Après l'annonce du retrait de Mexico de l'année du Mexique en France, l'avocat de Florence Cassez s'est dit « inquiet » pour sa cliente. Pour Frédéric Mitterrand, cela devient une affaire d'Etat. Brice Hortefeux assure que la France ne renonce pas.



Quelques heures après la surprenante annonce du retrait mexicain de l'année du Mexique en France, les réactions se multiplient en France. Sur LCI, maître Berton, avocat de la jeune détenue, s'est dit « abasourdi » par l'attitude du gouvernement mexicain qui, selon lui, fait la « démonstration » que Florence Cassez est un « otage politique ». Pour maître Berton, il s'agit là de la preuve que Mexico ne « respecte pas le droit de l'Homme ». Il s'est dit « inquiet » pour la sécurité et les conditions de détention de Florence Cassez, qui risquent selon lui de se durcir.

Vers un recours devant la Cour Pénale Internationale ?

Mais en dépit de ce revers diplomatique, la France n'a pas l'intention de renoncer.

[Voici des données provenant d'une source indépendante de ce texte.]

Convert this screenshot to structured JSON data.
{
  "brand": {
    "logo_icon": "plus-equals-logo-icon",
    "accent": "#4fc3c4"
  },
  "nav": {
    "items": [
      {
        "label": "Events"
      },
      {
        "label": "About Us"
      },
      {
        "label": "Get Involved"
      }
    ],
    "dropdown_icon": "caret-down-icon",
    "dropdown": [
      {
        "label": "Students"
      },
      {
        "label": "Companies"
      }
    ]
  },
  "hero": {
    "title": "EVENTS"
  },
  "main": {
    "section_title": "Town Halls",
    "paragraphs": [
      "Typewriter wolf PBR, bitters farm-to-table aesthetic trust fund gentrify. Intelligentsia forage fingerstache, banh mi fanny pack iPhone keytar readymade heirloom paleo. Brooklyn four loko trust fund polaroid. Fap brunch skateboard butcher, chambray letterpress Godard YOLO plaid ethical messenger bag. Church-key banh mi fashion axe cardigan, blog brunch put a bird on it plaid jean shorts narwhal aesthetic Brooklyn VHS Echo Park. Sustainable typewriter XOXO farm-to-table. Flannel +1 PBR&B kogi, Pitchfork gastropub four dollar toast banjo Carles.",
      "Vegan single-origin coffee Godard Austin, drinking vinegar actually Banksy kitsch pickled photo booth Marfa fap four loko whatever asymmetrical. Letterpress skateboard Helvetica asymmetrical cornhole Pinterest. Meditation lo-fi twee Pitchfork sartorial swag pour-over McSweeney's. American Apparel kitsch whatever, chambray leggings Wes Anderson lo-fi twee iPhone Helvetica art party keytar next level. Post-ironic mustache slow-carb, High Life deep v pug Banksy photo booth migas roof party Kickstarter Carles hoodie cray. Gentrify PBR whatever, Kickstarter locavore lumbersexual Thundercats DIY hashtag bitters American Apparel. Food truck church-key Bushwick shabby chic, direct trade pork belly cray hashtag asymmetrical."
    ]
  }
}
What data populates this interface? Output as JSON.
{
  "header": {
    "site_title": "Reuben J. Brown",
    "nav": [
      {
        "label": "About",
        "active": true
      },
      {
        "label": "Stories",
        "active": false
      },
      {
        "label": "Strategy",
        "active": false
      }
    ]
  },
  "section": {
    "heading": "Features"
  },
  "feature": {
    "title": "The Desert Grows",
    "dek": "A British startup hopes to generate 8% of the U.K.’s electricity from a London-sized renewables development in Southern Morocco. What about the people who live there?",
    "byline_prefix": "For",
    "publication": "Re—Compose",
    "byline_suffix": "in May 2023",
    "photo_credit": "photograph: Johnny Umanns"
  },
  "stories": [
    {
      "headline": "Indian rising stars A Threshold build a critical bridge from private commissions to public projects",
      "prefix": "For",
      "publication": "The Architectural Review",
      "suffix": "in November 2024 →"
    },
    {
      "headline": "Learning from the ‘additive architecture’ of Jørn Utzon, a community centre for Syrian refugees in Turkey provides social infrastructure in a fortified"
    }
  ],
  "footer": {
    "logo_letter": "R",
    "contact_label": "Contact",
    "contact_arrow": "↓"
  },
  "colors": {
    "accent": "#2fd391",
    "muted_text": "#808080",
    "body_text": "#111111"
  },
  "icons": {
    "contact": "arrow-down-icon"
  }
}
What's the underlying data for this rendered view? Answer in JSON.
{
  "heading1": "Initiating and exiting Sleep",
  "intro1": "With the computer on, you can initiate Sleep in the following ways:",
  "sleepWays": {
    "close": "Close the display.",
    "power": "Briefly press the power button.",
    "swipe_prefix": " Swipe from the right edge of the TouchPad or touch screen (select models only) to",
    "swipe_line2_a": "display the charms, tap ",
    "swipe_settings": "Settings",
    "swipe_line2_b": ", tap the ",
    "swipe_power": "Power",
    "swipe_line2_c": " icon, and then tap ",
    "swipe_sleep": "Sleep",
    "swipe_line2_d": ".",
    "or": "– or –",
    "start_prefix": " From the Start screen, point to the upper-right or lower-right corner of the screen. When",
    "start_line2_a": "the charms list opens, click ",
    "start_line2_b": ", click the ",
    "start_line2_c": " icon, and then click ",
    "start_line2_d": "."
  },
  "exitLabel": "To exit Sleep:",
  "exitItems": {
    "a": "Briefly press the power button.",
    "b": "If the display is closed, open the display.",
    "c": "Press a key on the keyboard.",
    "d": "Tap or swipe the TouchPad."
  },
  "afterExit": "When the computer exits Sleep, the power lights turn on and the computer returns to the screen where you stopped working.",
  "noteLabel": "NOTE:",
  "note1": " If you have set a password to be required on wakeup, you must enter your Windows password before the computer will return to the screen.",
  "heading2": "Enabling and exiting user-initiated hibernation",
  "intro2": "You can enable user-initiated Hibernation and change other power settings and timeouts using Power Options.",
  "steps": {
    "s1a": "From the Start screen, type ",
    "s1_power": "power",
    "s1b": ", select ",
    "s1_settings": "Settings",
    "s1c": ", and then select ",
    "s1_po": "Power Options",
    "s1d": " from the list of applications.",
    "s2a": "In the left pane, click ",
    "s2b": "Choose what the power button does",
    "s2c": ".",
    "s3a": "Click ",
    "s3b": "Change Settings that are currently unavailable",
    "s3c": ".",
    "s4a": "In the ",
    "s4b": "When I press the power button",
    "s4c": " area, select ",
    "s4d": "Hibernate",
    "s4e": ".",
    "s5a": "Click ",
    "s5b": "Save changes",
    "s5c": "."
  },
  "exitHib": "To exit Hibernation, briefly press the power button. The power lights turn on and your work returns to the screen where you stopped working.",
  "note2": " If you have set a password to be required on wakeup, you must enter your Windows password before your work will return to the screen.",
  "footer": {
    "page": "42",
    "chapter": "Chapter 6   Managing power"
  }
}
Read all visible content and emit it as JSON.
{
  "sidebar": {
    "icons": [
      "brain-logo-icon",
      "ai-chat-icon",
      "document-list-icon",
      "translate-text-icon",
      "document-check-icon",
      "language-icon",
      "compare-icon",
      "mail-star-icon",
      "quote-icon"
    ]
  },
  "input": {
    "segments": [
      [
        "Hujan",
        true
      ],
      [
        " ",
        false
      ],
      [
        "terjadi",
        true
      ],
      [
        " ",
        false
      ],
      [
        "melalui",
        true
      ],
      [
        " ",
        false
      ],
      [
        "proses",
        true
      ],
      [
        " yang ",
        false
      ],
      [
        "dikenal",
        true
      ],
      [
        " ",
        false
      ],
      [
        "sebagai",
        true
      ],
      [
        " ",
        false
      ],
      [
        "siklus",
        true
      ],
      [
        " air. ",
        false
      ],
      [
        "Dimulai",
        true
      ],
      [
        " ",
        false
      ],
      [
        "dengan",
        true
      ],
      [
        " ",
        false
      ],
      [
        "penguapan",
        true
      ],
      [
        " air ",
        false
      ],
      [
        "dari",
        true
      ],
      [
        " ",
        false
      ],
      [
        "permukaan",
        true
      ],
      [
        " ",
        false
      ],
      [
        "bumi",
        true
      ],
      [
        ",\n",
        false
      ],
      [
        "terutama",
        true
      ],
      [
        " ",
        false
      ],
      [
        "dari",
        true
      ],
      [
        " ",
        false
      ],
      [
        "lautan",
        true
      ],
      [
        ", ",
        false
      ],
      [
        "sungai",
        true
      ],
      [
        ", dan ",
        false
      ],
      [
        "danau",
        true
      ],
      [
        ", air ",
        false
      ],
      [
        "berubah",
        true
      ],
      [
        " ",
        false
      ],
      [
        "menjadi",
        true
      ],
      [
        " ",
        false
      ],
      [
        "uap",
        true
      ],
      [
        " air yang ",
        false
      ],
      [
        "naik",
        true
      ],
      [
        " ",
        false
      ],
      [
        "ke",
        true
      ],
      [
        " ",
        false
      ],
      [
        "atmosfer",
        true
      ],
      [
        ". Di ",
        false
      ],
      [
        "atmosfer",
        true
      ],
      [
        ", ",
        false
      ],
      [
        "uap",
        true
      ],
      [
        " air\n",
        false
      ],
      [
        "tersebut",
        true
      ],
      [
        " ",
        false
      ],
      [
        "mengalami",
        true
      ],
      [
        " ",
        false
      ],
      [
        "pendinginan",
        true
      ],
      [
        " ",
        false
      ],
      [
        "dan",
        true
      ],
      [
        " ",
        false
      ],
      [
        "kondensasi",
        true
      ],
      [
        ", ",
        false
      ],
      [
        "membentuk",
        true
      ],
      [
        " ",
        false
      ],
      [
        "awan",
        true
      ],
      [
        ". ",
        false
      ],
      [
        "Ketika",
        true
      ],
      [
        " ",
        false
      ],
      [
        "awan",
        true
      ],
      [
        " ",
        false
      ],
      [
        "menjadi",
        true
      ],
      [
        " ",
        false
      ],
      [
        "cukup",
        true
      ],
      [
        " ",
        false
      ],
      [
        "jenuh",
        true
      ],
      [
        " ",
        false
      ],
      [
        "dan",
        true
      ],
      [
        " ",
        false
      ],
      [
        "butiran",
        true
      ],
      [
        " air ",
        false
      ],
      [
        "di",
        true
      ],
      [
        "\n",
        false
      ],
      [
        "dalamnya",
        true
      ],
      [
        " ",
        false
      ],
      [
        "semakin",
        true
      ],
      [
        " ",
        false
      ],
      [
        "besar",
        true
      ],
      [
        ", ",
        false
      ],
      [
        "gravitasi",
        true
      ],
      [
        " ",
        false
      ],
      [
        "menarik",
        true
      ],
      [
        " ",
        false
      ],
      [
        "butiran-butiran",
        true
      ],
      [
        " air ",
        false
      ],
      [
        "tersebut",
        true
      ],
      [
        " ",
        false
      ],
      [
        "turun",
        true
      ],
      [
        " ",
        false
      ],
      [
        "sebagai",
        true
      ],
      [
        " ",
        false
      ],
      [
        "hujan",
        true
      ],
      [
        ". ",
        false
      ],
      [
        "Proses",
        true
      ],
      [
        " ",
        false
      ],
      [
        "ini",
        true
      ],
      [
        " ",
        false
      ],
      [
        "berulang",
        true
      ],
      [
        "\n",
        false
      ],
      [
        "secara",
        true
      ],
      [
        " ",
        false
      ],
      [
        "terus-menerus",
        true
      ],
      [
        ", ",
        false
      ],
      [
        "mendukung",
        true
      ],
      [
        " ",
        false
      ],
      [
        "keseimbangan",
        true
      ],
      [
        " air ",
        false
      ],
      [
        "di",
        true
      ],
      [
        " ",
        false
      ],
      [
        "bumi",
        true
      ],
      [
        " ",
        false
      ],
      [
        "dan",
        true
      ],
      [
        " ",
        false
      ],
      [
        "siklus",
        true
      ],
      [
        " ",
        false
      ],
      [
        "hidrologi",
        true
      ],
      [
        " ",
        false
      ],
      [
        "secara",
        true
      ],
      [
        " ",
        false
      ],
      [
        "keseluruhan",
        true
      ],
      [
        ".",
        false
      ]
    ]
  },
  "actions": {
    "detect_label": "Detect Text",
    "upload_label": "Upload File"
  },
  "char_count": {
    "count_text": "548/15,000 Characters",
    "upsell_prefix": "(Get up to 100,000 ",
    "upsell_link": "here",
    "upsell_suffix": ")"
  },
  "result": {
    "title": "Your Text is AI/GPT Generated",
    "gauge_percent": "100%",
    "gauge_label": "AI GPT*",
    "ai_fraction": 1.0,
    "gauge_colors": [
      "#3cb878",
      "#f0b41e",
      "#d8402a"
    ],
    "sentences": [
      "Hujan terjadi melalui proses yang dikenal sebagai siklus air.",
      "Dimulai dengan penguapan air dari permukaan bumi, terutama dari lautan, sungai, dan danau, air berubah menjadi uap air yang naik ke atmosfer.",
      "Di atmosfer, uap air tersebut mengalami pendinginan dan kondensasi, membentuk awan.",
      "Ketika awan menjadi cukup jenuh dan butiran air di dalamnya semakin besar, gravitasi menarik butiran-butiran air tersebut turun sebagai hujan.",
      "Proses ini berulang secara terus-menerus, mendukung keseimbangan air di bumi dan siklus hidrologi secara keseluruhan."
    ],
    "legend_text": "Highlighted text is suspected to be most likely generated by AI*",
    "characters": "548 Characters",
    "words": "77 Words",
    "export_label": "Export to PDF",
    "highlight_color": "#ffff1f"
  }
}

Toujours sur LCI, le ministre de l'Intérieur Brice Hortefeux a assuré que Paris userait de tous les instruments juridiques à sa disposition pour venir en aide à la jeune femme condamnée à 60 ans de prison pour enlèvement. Parmi ceux-ci : la Cour Pénale Internationale et des organisation judiciaires mexicaines qui permettent encore des recours. Surprise par la décision de Mexico, la France n'entend toutefois pas, selon Hortefeux, « durcir les relations diplomatiques » avec le pays de Felipe Calderon.

La culture prise en otage

Sur France Info, Frédéric Mitterrand estime pour sa part que « l'affaire Cassez devient une affaire d'Etat ». Selon le ministre de la Culture, « on prend la culture en otage ». Pourtant, cette année du Mexique n'était pas « l'année de l'Etat mexicain, mais de la culture mexicaine ». Il a rappelé un précédent en la matière : en 1990, l'année du Maroc en France avait été annulée après la sortie du livre de Gilles Perrault, Notre Ami le Roi. Selon lui, le Mexique s'est inspiré de cette décision qui, à l'époque, s'était avérée désastreuse sur le plan médiatique et diplomatique pour le Maroc.